Frequently deployed for multiple-inning stints, Lincoln could easily luck into some wins, and if the Bucs begin using him in higher-leverage situations, holds would follow too. With 24 1/3 innings under his belt through Pittsburgh’s first 48 games, Lincoln should conservatively finish with about 75 innings and room for quite a few more depending on how things break. There are plenty of leagues in which that can be valuable, especially ones with bloated (or non-existent) innings limits and underwhelming streaming-start candidates.
It takes a special kind of masochist to start sniffing around the Cubs’ bullpen for spare saves, what with James Russell and Shawn Camp holding down the ninth right now. However, Carlos Marmol (Yahoo! 39%, ESPN 24%, CBS 33%) is back from the DL, and though he won’t be closing immediately, it shouldn’t be too long before the Cubs try him again in that role. All bets are off as to whether he’ll be effective, but if you need saves and Marmol is on your wire, you should snatch him up, bench him, and see what shakes out.
Typically, when a closer is stripped of his title, there’s a feeding frenzy for his presumptive successor(s). That’s not the case with the Mariners’ Brandon League, though, because manager Eric Wedge has said he’ll be using a committee, and the closing candidates are pretty …well, let’s call them “hidden gems.” Tom Wilhelmsen (Yahoo! 8%, ESPN 5%, CBS 16%) is the presumptive leader in the clubhouse for the first save try, and he’s actually a decent pitcher (11.10 K/9, 3.25 FIP), but he’ll have competition from Steve Delabar (yes, that Steve Delabar), and a host of others. Plus, League is a trade candidate this summer, so it’d behoove Seattle to prop up his stock as soon as possible by returning him to the closer’s role.

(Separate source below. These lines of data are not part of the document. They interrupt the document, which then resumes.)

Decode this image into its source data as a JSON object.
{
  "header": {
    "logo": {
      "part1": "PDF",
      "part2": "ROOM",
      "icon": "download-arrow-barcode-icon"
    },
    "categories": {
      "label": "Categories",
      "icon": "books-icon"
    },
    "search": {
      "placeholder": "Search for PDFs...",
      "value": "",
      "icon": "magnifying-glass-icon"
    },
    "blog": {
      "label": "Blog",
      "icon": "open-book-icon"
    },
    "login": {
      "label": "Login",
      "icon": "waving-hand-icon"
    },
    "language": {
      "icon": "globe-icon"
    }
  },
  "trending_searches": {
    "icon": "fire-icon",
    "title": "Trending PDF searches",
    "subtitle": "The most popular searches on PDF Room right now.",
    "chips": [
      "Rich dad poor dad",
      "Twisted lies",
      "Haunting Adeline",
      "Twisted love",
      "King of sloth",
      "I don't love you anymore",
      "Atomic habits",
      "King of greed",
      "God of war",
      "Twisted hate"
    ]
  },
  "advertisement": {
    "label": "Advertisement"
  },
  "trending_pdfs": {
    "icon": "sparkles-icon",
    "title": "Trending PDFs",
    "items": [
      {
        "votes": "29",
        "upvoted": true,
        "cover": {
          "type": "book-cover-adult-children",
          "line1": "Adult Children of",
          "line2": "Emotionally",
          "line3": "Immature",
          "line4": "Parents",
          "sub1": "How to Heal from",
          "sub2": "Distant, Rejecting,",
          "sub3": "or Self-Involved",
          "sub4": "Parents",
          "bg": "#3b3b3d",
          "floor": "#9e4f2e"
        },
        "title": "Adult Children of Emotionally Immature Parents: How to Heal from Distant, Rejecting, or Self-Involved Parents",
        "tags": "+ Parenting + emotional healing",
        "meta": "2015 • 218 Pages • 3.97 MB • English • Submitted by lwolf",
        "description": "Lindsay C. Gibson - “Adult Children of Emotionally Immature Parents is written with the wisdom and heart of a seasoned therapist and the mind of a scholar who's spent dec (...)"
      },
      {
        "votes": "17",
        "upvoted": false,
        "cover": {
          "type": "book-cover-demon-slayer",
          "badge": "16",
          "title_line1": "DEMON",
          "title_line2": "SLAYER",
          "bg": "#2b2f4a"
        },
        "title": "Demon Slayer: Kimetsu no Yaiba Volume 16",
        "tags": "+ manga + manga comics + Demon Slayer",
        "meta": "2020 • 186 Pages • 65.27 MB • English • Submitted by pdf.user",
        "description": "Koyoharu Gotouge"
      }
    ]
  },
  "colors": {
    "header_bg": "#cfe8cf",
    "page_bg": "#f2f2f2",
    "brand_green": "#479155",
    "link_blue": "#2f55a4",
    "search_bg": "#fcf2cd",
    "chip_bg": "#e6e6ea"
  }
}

The Marlins’ new plan is to give save chances to Heath Bell and, if he starts to tank, call on someone else to bail him out. Simple enough, right? Yes, but it makes it impossible to figure who’ll earn their save on any given night. Well, LOOGY Randy Choate (Yahoo! 4%, ESPN 1%, CBS 2%) is worth a look for you hardcore NL-only types. Choate picked up his first save of the season over the weekend by recording the game’s final two outs—both were left-handed hitters—and he could see a few more of those if things line up correctly.